4.        Don’t forget the IT Interface and / or Upgrades

Many medical practices may elect to postpone IT upgrades, citing costs (both direct and indirect) affiliated with such.If, (after conducting the 2014 Action Items under Section 3, above) the medical practice is not contemplating a sale to a new owner in the next 12 months, then consider upgrading the current IT systems to provide greater operational efficiency. If (after conducting the 2014 Action Items under Section 3, above) the medical practice is contemplating a sale or high level affiliation with another provider, consider whether the respective IT systems will work together (with all features operable) and/or whether the parties will need to explore a new IT system better suited to the subject affiliation.

Action items:

  • Evaluate current IT systems; identify systems used by likely partners identified in Item 3, above.
  • Review IT service agreements to determine termination options, assignability, modification to add new partners to the current service. 
  • Review IT service agreements as a party of Items 2 and 3, above -- conduct HIPAA Security Testing Audits; review ICD-10 readiness. 

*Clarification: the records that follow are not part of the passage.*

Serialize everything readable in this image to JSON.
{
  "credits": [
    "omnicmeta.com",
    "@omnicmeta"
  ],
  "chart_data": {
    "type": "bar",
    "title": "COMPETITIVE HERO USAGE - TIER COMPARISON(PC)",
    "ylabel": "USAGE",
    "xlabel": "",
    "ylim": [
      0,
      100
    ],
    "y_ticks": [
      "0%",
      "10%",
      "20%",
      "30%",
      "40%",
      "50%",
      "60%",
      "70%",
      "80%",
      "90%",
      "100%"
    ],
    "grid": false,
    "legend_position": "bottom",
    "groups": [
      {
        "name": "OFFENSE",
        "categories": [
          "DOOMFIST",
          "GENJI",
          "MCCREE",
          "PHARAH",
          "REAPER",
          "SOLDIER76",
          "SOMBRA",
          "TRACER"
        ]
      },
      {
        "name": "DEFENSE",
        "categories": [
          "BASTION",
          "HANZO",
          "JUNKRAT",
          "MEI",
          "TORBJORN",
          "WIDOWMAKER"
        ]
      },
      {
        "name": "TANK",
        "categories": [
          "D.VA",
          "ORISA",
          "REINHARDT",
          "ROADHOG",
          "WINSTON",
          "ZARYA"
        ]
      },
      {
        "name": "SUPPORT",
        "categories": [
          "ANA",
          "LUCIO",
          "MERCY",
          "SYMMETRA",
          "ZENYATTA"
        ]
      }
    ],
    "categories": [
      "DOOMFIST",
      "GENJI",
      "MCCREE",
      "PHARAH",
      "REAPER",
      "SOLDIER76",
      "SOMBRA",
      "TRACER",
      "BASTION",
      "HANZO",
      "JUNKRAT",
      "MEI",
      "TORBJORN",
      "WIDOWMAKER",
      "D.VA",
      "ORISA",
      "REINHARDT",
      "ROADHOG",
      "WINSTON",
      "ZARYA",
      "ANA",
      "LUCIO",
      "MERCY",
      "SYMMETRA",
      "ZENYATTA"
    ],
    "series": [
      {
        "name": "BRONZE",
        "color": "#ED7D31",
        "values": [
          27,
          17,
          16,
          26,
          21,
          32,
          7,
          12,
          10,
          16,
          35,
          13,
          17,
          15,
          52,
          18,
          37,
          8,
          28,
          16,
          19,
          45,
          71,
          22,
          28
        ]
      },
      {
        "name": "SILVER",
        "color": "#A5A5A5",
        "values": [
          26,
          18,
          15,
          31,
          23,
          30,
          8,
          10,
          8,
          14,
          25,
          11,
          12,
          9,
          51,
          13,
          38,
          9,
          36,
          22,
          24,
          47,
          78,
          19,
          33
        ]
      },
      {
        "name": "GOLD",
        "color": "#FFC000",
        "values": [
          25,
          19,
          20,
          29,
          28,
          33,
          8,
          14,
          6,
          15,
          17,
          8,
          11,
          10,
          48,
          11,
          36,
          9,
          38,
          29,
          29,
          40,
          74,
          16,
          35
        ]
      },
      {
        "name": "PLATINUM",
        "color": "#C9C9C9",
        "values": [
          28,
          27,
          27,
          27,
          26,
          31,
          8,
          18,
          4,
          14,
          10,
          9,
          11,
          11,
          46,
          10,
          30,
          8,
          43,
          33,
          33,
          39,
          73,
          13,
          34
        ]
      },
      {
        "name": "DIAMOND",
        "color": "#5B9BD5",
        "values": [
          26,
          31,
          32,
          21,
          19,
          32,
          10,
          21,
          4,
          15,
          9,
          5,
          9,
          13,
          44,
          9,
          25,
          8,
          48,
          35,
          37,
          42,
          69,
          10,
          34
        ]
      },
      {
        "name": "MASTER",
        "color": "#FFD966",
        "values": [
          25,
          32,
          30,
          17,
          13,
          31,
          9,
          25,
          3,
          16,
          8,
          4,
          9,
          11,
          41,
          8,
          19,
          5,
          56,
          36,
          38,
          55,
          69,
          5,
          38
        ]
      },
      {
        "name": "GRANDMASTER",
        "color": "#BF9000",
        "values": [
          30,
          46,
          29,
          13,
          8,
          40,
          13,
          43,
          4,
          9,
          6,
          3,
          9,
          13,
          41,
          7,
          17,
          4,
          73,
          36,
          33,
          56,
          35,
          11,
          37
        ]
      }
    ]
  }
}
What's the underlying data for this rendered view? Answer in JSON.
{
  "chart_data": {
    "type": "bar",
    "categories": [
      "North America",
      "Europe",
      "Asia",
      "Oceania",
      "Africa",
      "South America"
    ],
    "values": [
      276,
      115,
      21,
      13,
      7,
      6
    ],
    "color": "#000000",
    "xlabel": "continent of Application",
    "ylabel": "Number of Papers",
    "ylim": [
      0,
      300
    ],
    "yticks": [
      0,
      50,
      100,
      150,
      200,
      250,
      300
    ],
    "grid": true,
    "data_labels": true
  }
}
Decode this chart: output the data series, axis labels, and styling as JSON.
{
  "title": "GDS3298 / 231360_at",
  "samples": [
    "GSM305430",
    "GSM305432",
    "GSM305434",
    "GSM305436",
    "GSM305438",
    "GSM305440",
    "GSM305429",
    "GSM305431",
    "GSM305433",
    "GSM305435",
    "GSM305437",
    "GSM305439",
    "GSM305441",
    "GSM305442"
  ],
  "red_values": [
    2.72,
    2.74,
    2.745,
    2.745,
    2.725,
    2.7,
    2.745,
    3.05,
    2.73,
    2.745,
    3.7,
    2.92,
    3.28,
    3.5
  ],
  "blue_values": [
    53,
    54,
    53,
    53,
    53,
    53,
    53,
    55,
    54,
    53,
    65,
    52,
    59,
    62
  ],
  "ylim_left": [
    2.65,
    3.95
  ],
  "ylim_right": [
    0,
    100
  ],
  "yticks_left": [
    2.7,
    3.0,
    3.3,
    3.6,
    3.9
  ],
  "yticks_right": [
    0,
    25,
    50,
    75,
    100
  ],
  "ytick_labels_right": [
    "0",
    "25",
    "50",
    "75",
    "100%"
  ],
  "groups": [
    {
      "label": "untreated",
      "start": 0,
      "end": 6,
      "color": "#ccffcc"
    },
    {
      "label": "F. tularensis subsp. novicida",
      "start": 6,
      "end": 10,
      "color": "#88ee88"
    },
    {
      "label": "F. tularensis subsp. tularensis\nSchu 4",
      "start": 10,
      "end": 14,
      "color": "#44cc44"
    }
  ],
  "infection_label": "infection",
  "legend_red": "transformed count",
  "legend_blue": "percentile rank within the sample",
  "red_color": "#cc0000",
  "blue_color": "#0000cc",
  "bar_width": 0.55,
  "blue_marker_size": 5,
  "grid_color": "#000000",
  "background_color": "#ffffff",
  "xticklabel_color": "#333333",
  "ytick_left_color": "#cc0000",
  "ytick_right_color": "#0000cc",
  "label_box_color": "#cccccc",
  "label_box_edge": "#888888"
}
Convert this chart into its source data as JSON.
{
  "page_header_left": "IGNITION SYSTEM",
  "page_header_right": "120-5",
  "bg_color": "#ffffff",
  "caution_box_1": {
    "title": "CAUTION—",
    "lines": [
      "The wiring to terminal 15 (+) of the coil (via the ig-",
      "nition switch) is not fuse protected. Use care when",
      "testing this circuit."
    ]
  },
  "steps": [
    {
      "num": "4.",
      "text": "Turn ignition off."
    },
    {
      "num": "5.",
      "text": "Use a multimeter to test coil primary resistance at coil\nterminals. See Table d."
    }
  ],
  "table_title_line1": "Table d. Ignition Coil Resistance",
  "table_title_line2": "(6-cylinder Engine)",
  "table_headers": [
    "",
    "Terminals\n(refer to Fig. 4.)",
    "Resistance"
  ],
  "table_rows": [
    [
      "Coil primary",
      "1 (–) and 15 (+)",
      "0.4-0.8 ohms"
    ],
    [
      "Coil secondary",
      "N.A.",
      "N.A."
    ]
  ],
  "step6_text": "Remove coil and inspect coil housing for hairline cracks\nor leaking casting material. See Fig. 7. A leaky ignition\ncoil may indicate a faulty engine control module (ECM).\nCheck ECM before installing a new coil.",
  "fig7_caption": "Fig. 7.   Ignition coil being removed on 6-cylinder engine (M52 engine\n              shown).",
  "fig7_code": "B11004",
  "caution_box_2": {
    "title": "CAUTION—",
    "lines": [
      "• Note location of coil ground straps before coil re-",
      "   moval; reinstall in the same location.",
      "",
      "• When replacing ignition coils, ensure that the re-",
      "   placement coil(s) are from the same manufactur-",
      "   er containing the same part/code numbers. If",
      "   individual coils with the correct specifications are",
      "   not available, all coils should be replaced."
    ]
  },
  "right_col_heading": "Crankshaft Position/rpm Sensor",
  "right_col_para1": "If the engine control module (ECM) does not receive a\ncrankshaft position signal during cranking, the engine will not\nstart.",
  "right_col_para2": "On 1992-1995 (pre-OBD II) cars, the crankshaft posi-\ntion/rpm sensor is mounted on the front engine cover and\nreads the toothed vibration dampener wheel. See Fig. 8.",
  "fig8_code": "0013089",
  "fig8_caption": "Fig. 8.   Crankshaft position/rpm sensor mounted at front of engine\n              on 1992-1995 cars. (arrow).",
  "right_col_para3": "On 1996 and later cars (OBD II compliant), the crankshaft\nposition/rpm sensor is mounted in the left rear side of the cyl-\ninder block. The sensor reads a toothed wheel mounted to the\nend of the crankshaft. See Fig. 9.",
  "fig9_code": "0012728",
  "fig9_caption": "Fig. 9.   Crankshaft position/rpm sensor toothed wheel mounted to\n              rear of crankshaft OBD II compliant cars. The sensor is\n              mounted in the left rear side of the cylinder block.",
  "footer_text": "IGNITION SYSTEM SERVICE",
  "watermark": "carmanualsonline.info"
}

5.        Ultimate Value is Derived from Productive Work

Whether a medical practice is considering a sale, a PSA, or a group practice affiliation, the owners must understand that the value accorded to the practice is going to be based upon actual, historical, productive work. Evaluate the use of mid-level providers (applying Sections 1 and 2, above) to increase efficiency; consider participating in an accountable care organization or clinically integrated network in order to expand.

Action items:

  • Evaluate the practice’s productivity and immediate action available to increase each provider’s productivity on a month by month basis. 
  • Consider locking in current value, while maintaining flexibility by way of a PSA, co-management or joint venture arrangement. 

The healthcare industry will continue to evolve in 2014 and beyond. The modern medical practice will proactively position itself to take aggressive advantage of these changes. Committing resources today to the growth and future of the practice will benefit the constituents -- patients, employees and owners.